There was Bobby Hargrove in the third grade, he in the sixth who was a patrol boy. Every day climbing down Tesiny Hill my heart rate racing whenever he came into view. “Walk, don’t run,” he’d say, his patrol belt tied proudly around his chest. I’d go home and tell my dolls all about Bobby.
We had Louie the trumpet player, a fiancee of a cousin twice removed. He’d greet this seven year-old with a kiss and a wink, the first set of dimples to ever make my acquaintance. Kids don’t know how transparent they can be, suddenly the center of a good laugh formally introduced to embarrassment.

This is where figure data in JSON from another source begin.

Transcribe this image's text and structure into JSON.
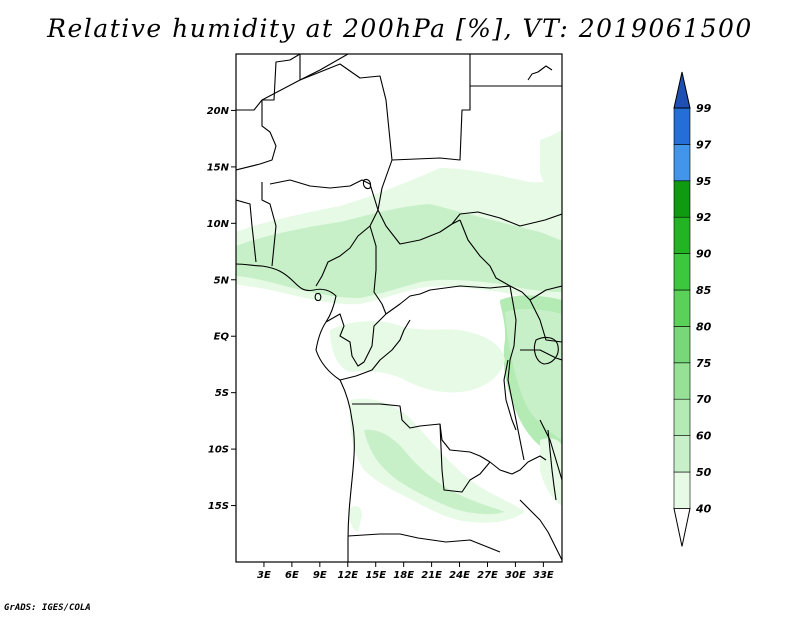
{
  "title": "Relative humidity at 200hPa [%], VT: 2019061500",
  "credit": "GrADS: IGES/COLA",
  "map": {
    "lon_range": [
      0,
      35
    ],
    "lat_range": [
      -20,
      25
    ],
    "lat_labels": [
      {
        "label": "20N",
        "lat": 20
      },
      {
        "label": "15N",
        "lat": 15
      },
      {
        "label": "10N",
        "lat": 10
      },
      {
        "label": "5N",
        "lat": 5
      },
      {
        "label": "EQ",
        "lat": 0
      },
      {
        "label": "5S",
        "lat": -5
      },
      {
        "label": "10S",
        "lat": -10
      },
      {
        "label": "15S",
        "lat": -15
      }
    ],
    "lon_labels": [
      {
        "label": "3E",
        "lon": 3
      },
      {
        "label": "6E",
        "lon": 6
      },
      {
        "label": "9E",
        "lon": 9
      },
      {
        "label": "12E",
        "lon": 12
      },
      {
        "label": "15E",
        "lon": 15
      },
      {
        "label": "18E",
        "lon": 18
      },
      {
        "label": "21E",
        "lon": 21
      },
      {
        "label": "24E",
        "lon": 24
      },
      {
        "label": "27E",
        "lon": 27
      },
      {
        "label": "30E",
        "lon": 30
      },
      {
        "label": "33E",
        "lon": 33
      }
    ]
  },
  "colorbar": {
    "levels": [
      "40",
      "50",
      "60",
      "70",
      "75",
      "80",
      "85",
      "90",
      "92",
      "95",
      "97",
      "99"
    ],
    "fill_colors": [
      "#ffffff",
      "#e6fae6",
      "#c8f0c8",
      "#b4ebb4",
      "#96e196",
      "#78d778",
      "#5ad25a",
      "#3cc83c",
      "#23b423",
      "#0f9b0f",
      "#4196eb",
      "#236ed7",
      "#1e50b4"
    ],
    "colors_by_interval": [
      {
        "range": "<40",
        "color": "#ffffff"
      },
      {
        "range": "40-50",
        "color": "#e6fae6"
      },
      {
        "range": "50-60",
        "color": "#c8f0c8"
      },
      {
        "range": "60-70",
        "color": "#b4ebb4"
      },
      {
        "range": "70-75",
        "color": "#96e196"
      },
      {
        "range": "75-80",
        "color": "#78d778"
      },
      {
        "range": "80-85",
        "color": "#5ad25a"
      },
      {
        "range": "85-90",
        "color": "#3cc83c"
      },
      {
        "range": "90-92",
        "color": "#23b423"
      },
      {
        "range": "92-95",
        "color": "#0f9b0f"
      },
      {
        "range": "95-97",
        "color": "#4196eb"
      },
      {
        "range": "97-99",
        "color": "#236ed7"
      },
      {
        "range": ">99",
        "color": "#1e50b4"
      }
    ]
  }
}
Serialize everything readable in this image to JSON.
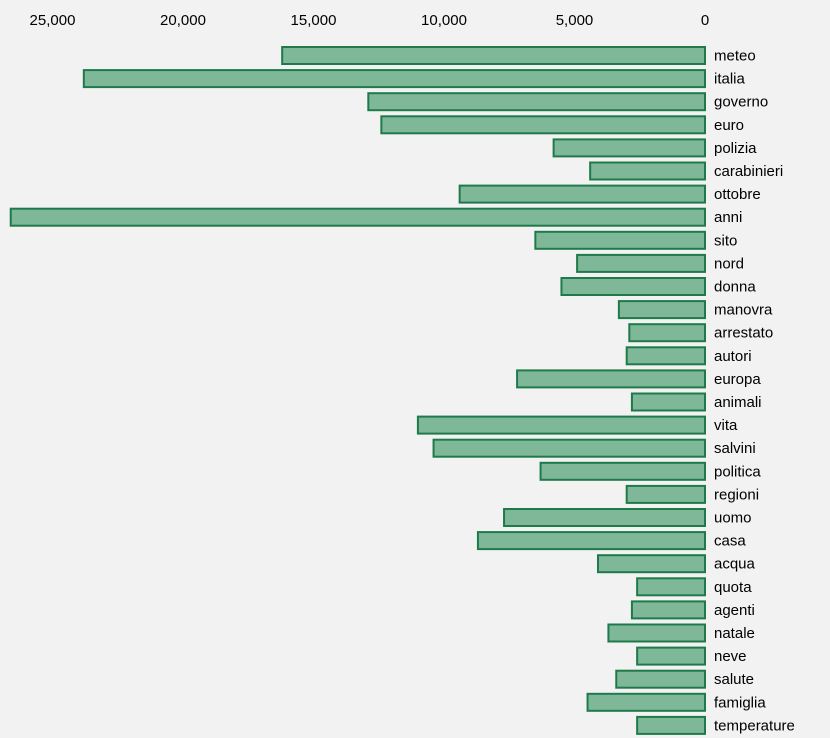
{
  "chart_data": {
    "type": "bar",
    "orientation": "horizontal",
    "x_axis": "reversed",
    "x_tick_position": "top",
    "xlim": [
      0,
      26500
    ],
    "xticks": [
      25000,
      20000,
      15000,
      10000,
      5000,
      0
    ],
    "xtick_labels": [
      "25,000",
      "20,000",
      "15,000",
      "10,000",
      "5,000",
      "0"
    ],
    "title": "",
    "xlabel": "",
    "ylabel": "",
    "grid": false,
    "colors": {
      "bar_fill": "#7eb899",
      "bar_stroke": "#1f7a4a",
      "background": "#f2f2f2"
    },
    "categories": [
      "meteo",
      "italia",
      "governo",
      "euro",
      "polizia",
      "carabinieri",
      "ottobre",
      "anni",
      "sito",
      "nord",
      "donna",
      "manovra",
      "arrestato",
      "autori",
      "europa",
      "animali",
      "vita",
      "salvini",
      "politica",
      "regioni",
      "uomo",
      "casa",
      "acqua",
      "quota",
      "agenti",
      "natale",
      "neve",
      "salute",
      "famiglia",
      "temperature"
    ],
    "values": [
      16200,
      23800,
      12900,
      12400,
      5800,
      4400,
      9400,
      26600,
      6500,
      4900,
      5500,
      3300,
      2900,
      3000,
      7200,
      2800,
      11000,
      10400,
      6300,
      3000,
      7700,
      8700,
      4100,
      2600,
      2800,
      3700,
      2600,
      3400,
      4500,
      2600
    ]
  }
}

I remember Billy Faye in the seventh grade, Lee Jones in the eighth. Michael Scarpetti the altar boy and Ricky Santoro who, in junior high school, was shot four times at a drive-by shooting dead at 17.
His family had no money so the school paid for the funeral. It was my first one, and seeing him, this handsome, dark-haired fellow I necked with in the back of Mary Jane Andrasick’s mustang, looked like no one I had ever seen before. Let’s hear it for cut-rate embalming.
His tombstone erected by his classmates said…A TRIBUTE FROM ALL MY FRIENDS. It still languishes, I’m told, in the old part of St. Michael’s Cemetery like it was etched onto the granite just yesterday.
What brought on this first-class musing was watching a young couple’s pas de deux dancing along the avenue. They couldn’t have been more than 15 as they gently rubbed up against each other…holding hands softly, shy eyes glancing away. They had yet to move into the others territory, comfortable and relaxed, that sense of home you never want to stray from.
I looked at the girl all dreamy thinking…she thinks she’ll never feel this way again. He’s her Lancelot forever and ever.
Wait till she learns, there are so many more waiting in the wings.